Les grandes compagnies achètent pourtant le carburant un mois à l’avance, à un prix fixe. Mais le 10 mars déjà, des enseignes comme Volenergy, Coop, Migrol ou Avia réalisaient, rien qu’avec cette hausse de 10%, au moins trois centimes de bénéfice supplémentaire par litre qu’avant la crise, comme nous le démontrons dans notre enquête (lire en page 13)

Que représentent trois centimes à l’échelle de la consommation totale de carburant en Suisse? Un demi-million de francs de coût supplémentaire pour les consommatrices et les consommateurs, chaque jour. Et chaque jour ce bénéfice continue de croître puisque les prix montent encore.

Comment les grandes compagnies justifient-elles ces hausses, et donc l’augmentation manifeste de leurs marges? Simplement par l’augmentation des cours mondiaux du
pétrole brut. En d’autres termes, «circulez, il n’y a rien à voir». Ni à comprendre. 

Si la fixation du prix des carburants dépend effectivement de multiples facteurs, il faut surtout se souvenir de ceci: dans notre pays, aucun cadre légal ne limite les compagnies dans leur fixation des prix ou des marges. La Suisse applique le principe de libre concurrence et nos autorités estiment que la concurrence entre les stations-service suffit à
réguler les prix. 

Comment expliquer alors que les principales grandes chaînes de distribution aient
systématiquement augmenté les prix de l’essence et du diesel ces dernières semaines au même moment et dans les mêmes proportions alors que les prix fluctuaient fortement sur les marchés? Un hasard sans doute, puisque l’entente sur les prix serait illicite.

Et comment expliquer que, s’il faut trois jours en moyenne pour répercuter les prix à la hausse, il en faut dix pour les répercuter à la baisse, comme le démontre une récente étude valaisanne?
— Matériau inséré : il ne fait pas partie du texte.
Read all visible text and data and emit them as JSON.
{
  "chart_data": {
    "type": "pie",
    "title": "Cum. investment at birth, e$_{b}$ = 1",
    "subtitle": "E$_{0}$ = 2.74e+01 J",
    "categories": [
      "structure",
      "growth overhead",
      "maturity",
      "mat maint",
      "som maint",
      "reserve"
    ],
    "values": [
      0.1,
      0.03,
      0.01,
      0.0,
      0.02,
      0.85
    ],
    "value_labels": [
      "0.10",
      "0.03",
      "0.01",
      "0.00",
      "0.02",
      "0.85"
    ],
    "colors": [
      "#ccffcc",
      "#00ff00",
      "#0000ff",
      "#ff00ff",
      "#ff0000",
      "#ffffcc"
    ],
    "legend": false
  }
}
Et enfin, à quel prix nous seront revendus les 2,3 milliards de litres de réserve d’essence et de diesel actuellement stockés en Suisse et achetés aux prix en vigueur avant le début de la guerre en Iran?

Avant d’entendre les réponses à ces questions, il faudra relire attentivement quelques définitions, à commencer par «profit opportuniste», «spéculation» et «cupidité».